PS : I should note that I do not have a solid basic grasp of graph theory
The faces of a planar graph depend on having an embedding of a planar graph onto a surface. The issue arises that it is possible for there to be multiple embeddings of a planar graph.
For example:
----1---- ----1----
/ / \ \ / / \ \
/ / \ \ / / \ \
2 3-----4 | 2 4-----3 |
\ \ / / \ \ / /
\ \ / / \ \ / /
----5---- ----5----
The above graph can be embedded in two different ways with different faces for each.
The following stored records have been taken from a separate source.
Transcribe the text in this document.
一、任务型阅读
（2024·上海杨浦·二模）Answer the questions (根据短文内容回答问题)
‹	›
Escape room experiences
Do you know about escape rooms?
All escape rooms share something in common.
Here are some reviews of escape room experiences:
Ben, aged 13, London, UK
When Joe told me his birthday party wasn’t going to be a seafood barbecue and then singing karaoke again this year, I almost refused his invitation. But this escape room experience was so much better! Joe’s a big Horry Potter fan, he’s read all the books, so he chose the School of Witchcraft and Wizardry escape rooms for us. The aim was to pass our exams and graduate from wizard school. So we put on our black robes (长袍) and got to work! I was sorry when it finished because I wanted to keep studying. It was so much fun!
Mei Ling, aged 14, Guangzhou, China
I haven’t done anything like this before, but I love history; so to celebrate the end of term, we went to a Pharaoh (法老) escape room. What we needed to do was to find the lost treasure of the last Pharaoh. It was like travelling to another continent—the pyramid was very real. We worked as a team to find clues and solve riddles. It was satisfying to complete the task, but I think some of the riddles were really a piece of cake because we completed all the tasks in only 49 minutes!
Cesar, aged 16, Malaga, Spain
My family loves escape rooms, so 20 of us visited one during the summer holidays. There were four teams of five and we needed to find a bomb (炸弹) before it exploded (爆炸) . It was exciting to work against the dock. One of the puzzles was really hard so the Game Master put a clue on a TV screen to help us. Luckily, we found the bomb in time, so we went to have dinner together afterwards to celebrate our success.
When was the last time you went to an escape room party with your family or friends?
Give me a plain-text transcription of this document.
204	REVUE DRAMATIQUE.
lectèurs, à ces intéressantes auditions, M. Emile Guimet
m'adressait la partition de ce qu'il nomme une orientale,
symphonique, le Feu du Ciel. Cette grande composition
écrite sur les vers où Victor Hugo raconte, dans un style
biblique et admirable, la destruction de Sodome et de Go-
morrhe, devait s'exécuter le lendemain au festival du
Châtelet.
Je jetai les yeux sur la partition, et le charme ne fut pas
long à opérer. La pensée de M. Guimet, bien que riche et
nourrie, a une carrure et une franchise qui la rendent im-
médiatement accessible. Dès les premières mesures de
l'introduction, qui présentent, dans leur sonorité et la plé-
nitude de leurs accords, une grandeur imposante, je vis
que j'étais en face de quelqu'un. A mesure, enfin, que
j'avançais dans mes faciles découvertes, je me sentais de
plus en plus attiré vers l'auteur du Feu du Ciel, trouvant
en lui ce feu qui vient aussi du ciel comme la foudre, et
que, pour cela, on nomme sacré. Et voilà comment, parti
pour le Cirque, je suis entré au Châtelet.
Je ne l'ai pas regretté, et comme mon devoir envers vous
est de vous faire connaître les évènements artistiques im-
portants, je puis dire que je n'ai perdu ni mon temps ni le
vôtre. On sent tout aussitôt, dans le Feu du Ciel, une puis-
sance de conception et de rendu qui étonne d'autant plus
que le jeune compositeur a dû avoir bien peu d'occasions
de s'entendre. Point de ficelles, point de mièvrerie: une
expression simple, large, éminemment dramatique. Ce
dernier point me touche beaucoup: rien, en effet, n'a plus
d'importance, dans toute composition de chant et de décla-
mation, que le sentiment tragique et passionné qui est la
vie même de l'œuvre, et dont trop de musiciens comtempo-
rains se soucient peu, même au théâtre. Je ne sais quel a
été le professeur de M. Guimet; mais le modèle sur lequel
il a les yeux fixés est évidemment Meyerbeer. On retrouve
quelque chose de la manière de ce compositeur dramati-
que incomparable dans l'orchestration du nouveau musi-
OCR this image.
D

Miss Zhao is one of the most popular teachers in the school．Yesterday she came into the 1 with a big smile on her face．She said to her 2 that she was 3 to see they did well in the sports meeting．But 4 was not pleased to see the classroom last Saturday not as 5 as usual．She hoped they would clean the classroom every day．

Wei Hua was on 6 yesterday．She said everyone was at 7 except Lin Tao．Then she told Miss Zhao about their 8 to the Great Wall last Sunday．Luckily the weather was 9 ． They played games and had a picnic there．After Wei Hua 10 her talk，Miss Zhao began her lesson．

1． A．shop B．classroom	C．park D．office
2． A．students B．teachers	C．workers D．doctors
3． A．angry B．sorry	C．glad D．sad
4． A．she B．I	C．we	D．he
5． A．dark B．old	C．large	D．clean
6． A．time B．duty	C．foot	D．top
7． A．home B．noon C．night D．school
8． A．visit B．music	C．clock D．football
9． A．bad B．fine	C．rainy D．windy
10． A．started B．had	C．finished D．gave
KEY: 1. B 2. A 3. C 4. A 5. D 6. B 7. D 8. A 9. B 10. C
So the first problem is to generate any single embedding; most efficient planarity tests will test planarity by generating an embedding (rather than using a less efficient method such as looking for forbidden minors) so you should be able to use any planarity test for this. The harder problem is to generate all possible embeddings - however, there is a solution for this in Planarity Testing by Path Addition (and contains Java code in the appendices to perform the planarity test, generate an embedding, cycle from one embedding of a biconnected graph to other embeddings and to generate a cyclic edge-order for each vertex for an embedding).
Once you have an embedding, you can represent the graph as a cyclic edge-order for each vertex. So, for the left-hand example:
Vertex Clockwise Edge-Order
------ --------------------
1 2,5,4,3
2 1,5
3 1,4,5
4 1,5,3
5 1,2,3,4
Then to find the faces, you just start at an edge and pick either clockwise or anti-clockwise and keep picking the next adjacent edge in that direction from successive vertices until you return to the starting edge:
Clockwise (2,1) -> (1,5) -> (5,2)
Clockwise (1,2) -> (2,5) -> (5,3) -> (3,1)
Clockwise (1,3) -> (3,4) -> (4,1)
Clockwise (1,4) -> (4,5) -> (5,1)
Clockwise (4,3) -> (3,5) -> (5,4)
And you have the faces (and each edge has been visited twice - once in each direction).